Jk: Suyen teyze bu kim?? / deyişimle mezarı işaret etdim ama baktığımda şok geçirdim orada az önce siyah kanatlı ağlayan adam yoktu
Suyen: Kim oğlum göremedim?
Jk: A az önce burada bir adam vardı gördüm kanatları vardı rengi bem beyazdı ağlıyordu
Suyen: Bak Jungkook burada fazla vakit geçirme hadi evine git
Jk: Ama vardı yemin ederim onu gördüm ama bu mezar neyin nesi??
Suyen: İç çekerek/ Bu mezar... Bundan 20yıl önce idam edilen cani katilin mezarı. Ben buraya ilk geldiğimde bu mezarı kim buraya kurdu kim defn etdi bilmiyorum ama her defasında bu mezar ter temiz ve ışıl ışıl, hiç biraz zaman temizlemedim kendisi böyle.
Duyduklarımda mezara baktım 23 yaşında ölmüş ne kadarda gençmiş..
JK:O adam da kimdi ben halisilasyon görmüş olamam kendimdeydim eminim
Suyen: Daha fazla bir şey söyleyemem oğlum, o bundan hoşlanmaz
JK: Kim hoşlanmaz?
Suyen: Ben gidiyorum sende gitsen iyi edersin/ demiş yavaş adımlarla gitmişti.
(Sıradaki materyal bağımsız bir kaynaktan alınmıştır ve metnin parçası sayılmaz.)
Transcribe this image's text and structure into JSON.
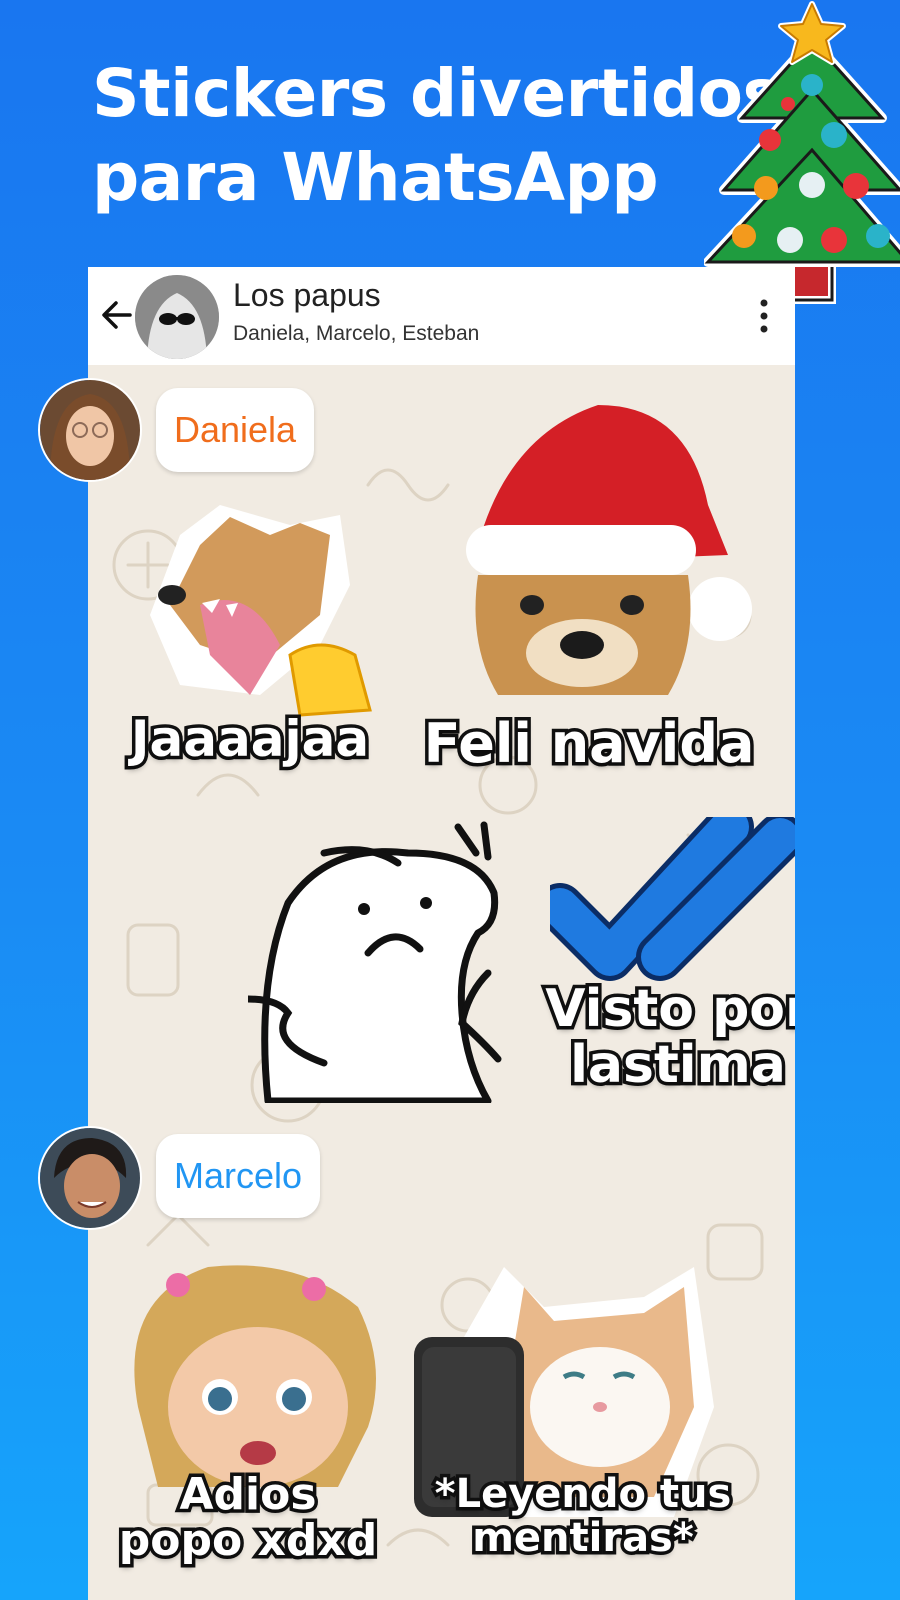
{
  "headline": {
    "line1": "Stickers divertidos",
    "line2": "para WhatsApp"
  },
  "chat": {
    "group_name": "Los papus",
    "members": "Daniela, Marcelo, Esteban",
    "back_icon": "arrow-left-icon",
    "menu_icon": "more-vertical-icon"
  },
  "senders": [
    {
      "name": "Daniela",
      "color": "#f06d1c"
    },
    {
      "name": "Marcelo",
      "color": "#2196f3"
    }
  ],
  "stickers": [
    {
      "caption": "Jaaaajaa"
    },
    {
      "caption": "Feli navida"
    },
    {
      "caption": ""
    },
    {
      "caption_line1": "Visto por",
      "caption_line2": "lastima"
    },
    {
      "caption_line1": "Adios",
      "caption_line2": "popo xdxd"
    },
    {
      "caption_line1": "*Leyendo tus",
      "caption_line2": "mentiras*"
    }
  ],
  "colors": {
    "background": "#1a8bf4",
    "chat_wallpaper": "#f1ebe2",
    "check_blue": "#1f7ae0"
  }
}
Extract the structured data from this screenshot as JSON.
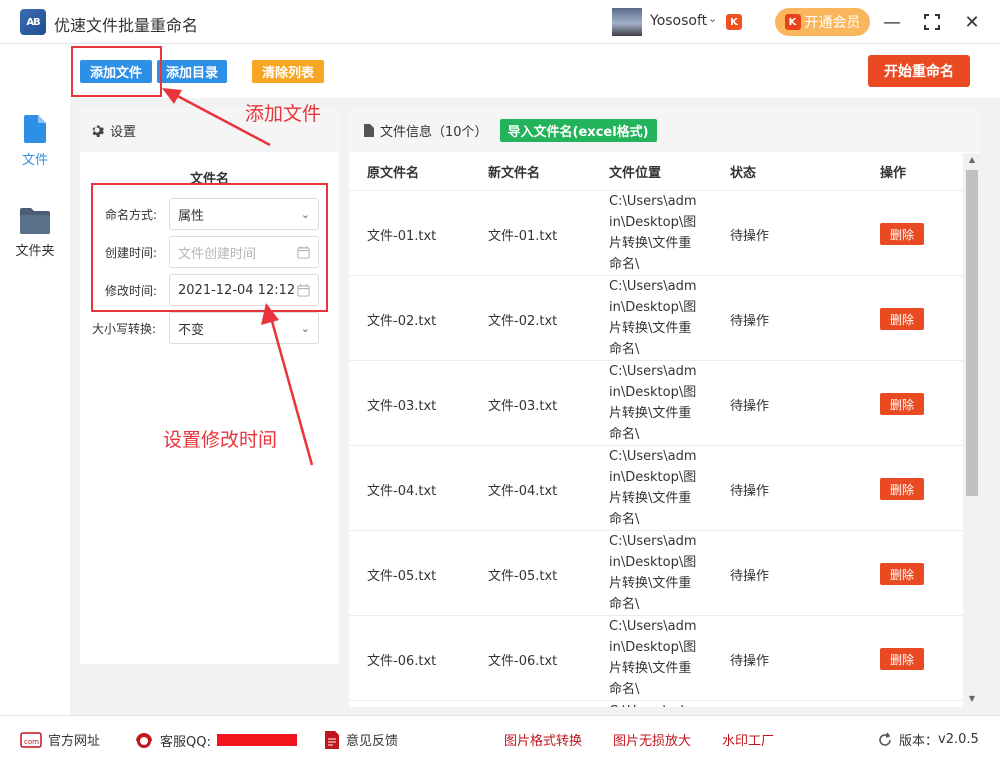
{
  "app": {
    "title": "优速文件批量重命名",
    "logo_text": "AB",
    "colors": {
      "primary": "#2e8fe6",
      "accent": "#e94a22",
      "success": "#22b35b",
      "warning": "#f39c12"
    }
  },
  "user": {
    "name": "Yososoft",
    "vip_label": "开通会员"
  },
  "nav": [
    {
      "label": "文件",
      "icon": "file-icon",
      "active": true
    },
    {
      "label": "文件夹",
      "icon": "folder-icon",
      "active": false
    }
  ],
  "toolbar": {
    "add_file": "添加文件",
    "add_dir": "添加目录",
    "clear_list": "清除列表",
    "start": "开始重命名"
  },
  "settings": {
    "title": "设置",
    "section": "文件名",
    "fields": [
      {
        "label": "命名方式:",
        "value": "属性",
        "placeholder": ""
      },
      {
        "label": "创建时间:",
        "value": "",
        "placeholder": "文件创建时间"
      },
      {
        "label": "修改时间:",
        "value": "2021-12-04 12:12",
        "placeholder": ""
      },
      {
        "label": "大小写转换:",
        "value": "不变",
        "placeholder": ""
      }
    ]
  },
  "files": {
    "title": "文件信息（10个）",
    "import_label": "导入文件名(excel格式)",
    "columns": [
      "原文件名",
      "新文件名",
      "文件位置",
      "状态",
      "操作"
    ],
    "rows": [
      {
        "orig": "文件-01.txt",
        "new": "文件-01.txt",
        "loc": "C:\\Users\\admin\\Desktop\\图片转换\\文件重命名\\",
        "status": "待操作",
        "action": "删除"
      },
      {
        "orig": "文件-02.txt",
        "new": "文件-02.txt",
        "loc": "C:\\Users\\admin\\Desktop\\图片转换\\文件重命名\\",
        "status": "待操作",
        "action": "删除"
      },
      {
        "orig": "文件-03.txt",
        "new": "文件-03.txt",
        "loc": "C:\\Users\\admin\\Desktop\\图片转换\\文件重命名\\",
        "status": "待操作",
        "action": "删除"
      },
      {
        "orig": "文件-04.txt",
        "new": "文件-04.txt",
        "loc": "C:\\Users\\admin\\Desktop\\图片转换\\文件重命名\\",
        "status": "待操作",
        "action": "删除"
      },
      {
        "orig": "文件-05.txt",
        "new": "文件-05.txt",
        "loc": "C:\\Users\\admin\\Desktop\\图片转换\\文件重命名\\",
        "status": "待操作",
        "action": "删除"
      },
      {
        "orig": "文件-06.txt",
        "new": "文件-06.txt",
        "loc": "C:\\Users\\admin\\Desktop\\图片转换\\文件重命名\\",
        "status": "待操作",
        "action": "删除"
      },
      {
        "orig": "",
        "new": "",
        "loc": "C:\\Users\\ad",
        "status": "",
        "action": ""
      }
    ]
  },
  "footer": {
    "website": "官方网址",
    "qq": "客服QQ:",
    "feedback": "意见反馈",
    "links": [
      "图片格式转换",
      "图片无损放大",
      "水印工厂"
    ],
    "version_label": "版本：",
    "version": "v2.0.5"
  },
  "annotations": {
    "add_file": "添加文件",
    "set_time": "设置修改时间"
  }
}
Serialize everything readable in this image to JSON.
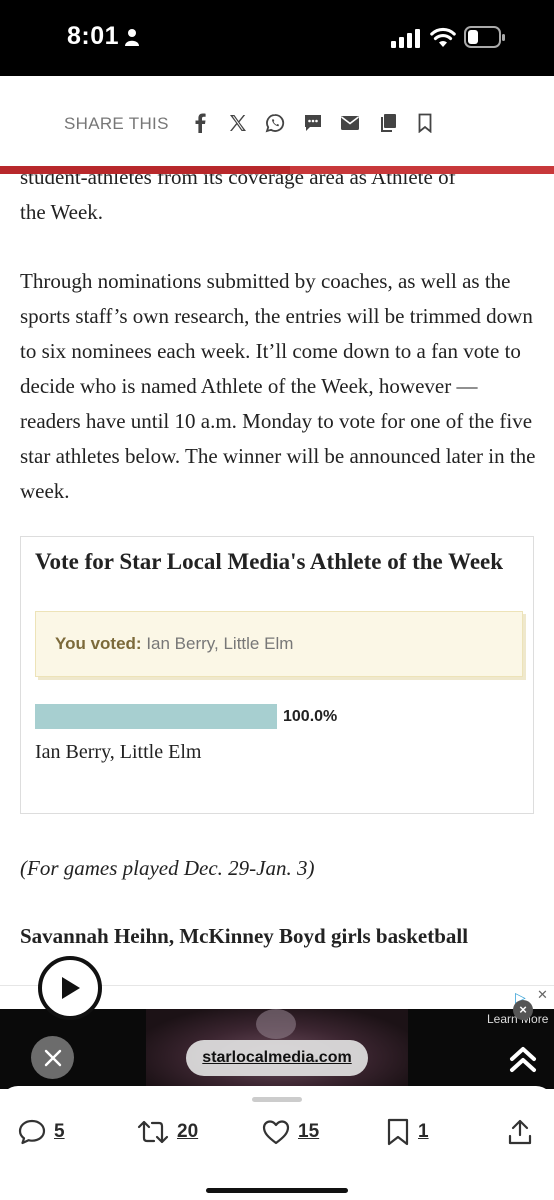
{
  "status_bar": {
    "time": "8:01"
  },
  "share_bar": {
    "label": "SHARE THIS",
    "icons": [
      "facebook-icon",
      "x-icon",
      "whatsapp-icon",
      "sms-icon",
      "email-icon",
      "copy-icon",
      "bookmark-icon"
    ]
  },
  "colors": {
    "accent_red": "#c8383a",
    "poll_bar": "#a7cfd0",
    "voted_box": "#fbf7e6"
  },
  "article": {
    "para_1_line_1": "student-athletes from its coverage area as Athlete of",
    "para_1_line_2": "the Week.",
    "para_2": "Through nominations submitted by coaches, as well as the sports staff’s own research, the entries will be trimmed down to six nominees each week. It’ll come down to a fan vote to decide who is named Athlete of the Week, however — readers have until 10 a.m. Monday to vote for one of the five star athletes below. The winner will be announced later in the week.",
    "games_note": "(For games played Dec. 29-Jan. 3)",
    "athlete_heading": "Savannah Heihn, McKinney Boyd girls basketball"
  },
  "poll": {
    "title": "Vote for Star Local Media's Athlete of the Week",
    "voted_label": "You voted:",
    "voted_value": "Ian Berry, Little Elm",
    "results": [
      {
        "name": "Ian Berry, Little Elm",
        "percent_label": "100.0%",
        "fraction": 1.0
      }
    ]
  },
  "ad": {
    "url_label": "starlocalmedia.com",
    "learn_more": "Learn More"
  },
  "actions": {
    "replies": "5",
    "reposts": "20",
    "likes": "15",
    "bookmarks": "1"
  }
}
Sözümü tamamlamamıştım bile. Bu mezarda bir gizem olduğuna eminim. Etrafıma bakıp hızlı adımlarla mezarlıktan çıktım. Caddenin bi tarafında beni bekleyen şoförün yanına ilerleyip arbaya bindim. ...
Yazar'dan
Jungkook villaya gelince girdi. Kapını aralayıp geçti adımlarını durdurup evi süzdü gözleriye. Bir an geçmiş gözünde canlandı bundan bir kaç yıl önce burada çoçuk sesleriyle gülüşler annesinin yaptığı yemeklerin kokusu gelirdi.
Ama şimdi bu sarayda sadece hasta annesi ve kendisi kalmıştı ev bom boş ve sessiz. Hiç kimse gülmüyor her kes bu evden uzak kalmaya çalışıyordu. Yüzü asık şekilde yukarı kata çıkmaya başladı. Odasına girecekken salondaki koltukta oturan annesini ve hizmetçiyi gördü yanlarında bir kadın daha vardı elinde bir sopa tutmuş evin duvarlarına gezdiriyordu garip garip sözler söylüyordu
Jungkook'tan
Ah anne bıkmadınmı eve büyücü kadın getirmekten? Annemde bu evde başka bir şeylerin olduğunu inanıyordu bense böyle şeylere inanmam hattda nefret ederim melek diye bir şey yok ama o mezarlıkta gördüğüm neydi bilmiyorum. Yavaş adımlarla salona yakınlaştım.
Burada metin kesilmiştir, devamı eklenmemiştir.